How to Adjust Your Stunts When People Are Rolling Out
The Texas four-man stunt is INSANE. You should be running it. But here's what happens — good players figure it out fast. They snap the ball and immediately run outside. Your stunt gets them pressure but they just roll out before it hits.
That's where stunt contain adjustments come in. You keep the pressure but take away their escape routes. Two main ways to do this: Texas two-man with contain and Tom two-man stunts.
Both let you stunt AND contain. No more easy rollouts. No more free escapes to the outside. You're forcing them to stay in the pocket where your pressure actually matters.
Key insight: You wouldn't run these all game. You rotate between Texas four-man, two-man stunts with contain, and Tom stunts. Keeps the QB user guessing. They can't process what you're doing fast enough to make good reads.
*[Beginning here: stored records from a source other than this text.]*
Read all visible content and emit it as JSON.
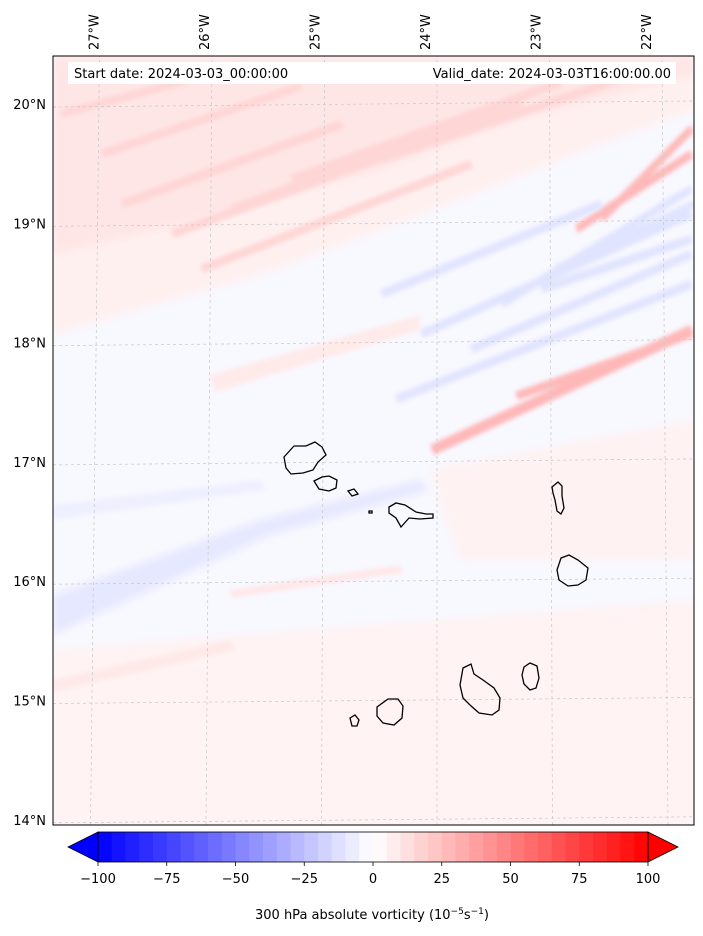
{
  "header": {
    "start_label": "Start date: 2024-03-03_00:00:00",
    "valid_label": "Valid_date: 2024-03-03T16:00:00.00"
  },
  "map": {
    "lon_labels": [
      "27°W",
      "26°W",
      "25°W",
      "24°W",
      "23°W",
      "22°W"
    ],
    "lat_labels": [
      "20°N",
      "19°N",
      "18°N",
      "17°N",
      "16°N",
      "15°N",
      "14°N"
    ],
    "lon_values": [
      -27,
      -26,
      -25,
      -24,
      -23,
      -22
    ],
    "lat_values": [
      20,
      19,
      18,
      17,
      16,
      15,
      14
    ],
    "grid": true
  },
  "colorbar": {
    "min": -100,
    "max": 100,
    "ticks": [
      -100,
      -75,
      -50,
      -25,
      0,
      25,
      50,
      75,
      100
    ],
    "tick_labels": [
      "−100",
      "−75",
      "−50",
      "−25",
      "0",
      "25",
      "50",
      "75",
      "100"
    ],
    "colormap": "bwr",
    "color_low": "#0000ff",
    "color_mid": "#ffffff",
    "color_high": "#ff0000",
    "extend": "both",
    "label": "300 hPa absolute vorticity (10",
    "label_exp1": "−5",
    "label_mid": "s",
    "label_exp2": "−1",
    "label_end": ")"
  },
  "islands": [
    "Santo Antão",
    "São Vicente",
    "Santa Luzia",
    "Branco",
    "São Nicolau",
    "Sal",
    "Boa Vista",
    "Maio",
    "Santiago",
    "Fogo",
    "Brava"
  ]
}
When to Use Texas Two-Man Stunt
Use this when someone's rolling out a lot from the side opposite their strong hand.
Example: Jennings is right-handed. Most players roll him out to the right side. That's your cue.
Setup process:
- Call left peex two-man
- Add contain — right bumper, left bumper
Now you're getting a stunt AND containing. If they try to instantly roll out — they can't. You have contain right there.
The left side still has a stunt happening. Doesn't come free like the four-man stunt, but it's not as devastating. Trade-off: less pressure for more control.
Pro tip: You can set this up at the play call screen too. Hold down the play call you're choosing and scroll down to it.
How Tom Two-Man Stunts Work
Tom stunts are defensive tackle stunts. Different concept entirely.
You get both left Tom two-man and right Tom two-man.
What happens:
- DT tackles stunt around each other
- Both ends are containing
Reality check — Tom two-man isn't nearly as good as Texas four-man. None of these stunts look great in practice mode either.
But stunts in general get better pressure than standard pass rushes. Especially when you have fast guys stunting.
What Makes Stunts Actually Work
Personnel matters HUGE:
Bad stunters vs good stunters — you ALWAYS want people who are fast and slim body types at the stunting positions.
Practice mode makes these look worse than they actually are. In real games, fast guys stunting cause way more problems.
Why the rotation strategy works:
- Limits how fast they can process your defense
- Limits how fast they make reads
- Limits what they do with their QB
- Keeps them on their toes
That's a HUGE advantage for us on defense.
How to Execute the Contain Adjustments
Texas Two-Man Setup:
- Pre-snap: Call left peex two-man
- Add contain: Right bumper + left bumper
- Result: Stunt pressure + rollout prevention
Tom Stunt Setup:
- Choose left Tom or right Tom based on their tendencies
- Both ends automatically contain
- DTs handle interior pressure
In-game rotation: Start with Texas four-man. When they start rolling out consistently, switch to two-man with contain. Mix in Tom stunts to keep them guessing.
What Counters These Adjustments
Quick game beats everything. If they're getting the ball out in under 2.5 seconds, your stunts won't matter.
Inside runs can also hurt — especially if you're stunting your interior guys. Tom stunts are more vulnerable here.
Your counter to their counters: Don't stunt every play. Use it situationally. Third downs. Obvious passing situations. When they're expecting a standard rush.
Common Mistakes with Stunt Contain
Running stunts with slow players. Speed kills on stunts. Check your personnel.
Stunting every single play. These work because they're unexpected. Overuse them and smart players will adjust.
Not containing both sides. If you only contain one side, they'll just roll the other way.
Judging effectiveness in practice mode. These look way worse in practice than they actually perform in real games.
The goal isn't to get a sack every time. The goal is to limit their options and force tougher decisions. Mission accomplished.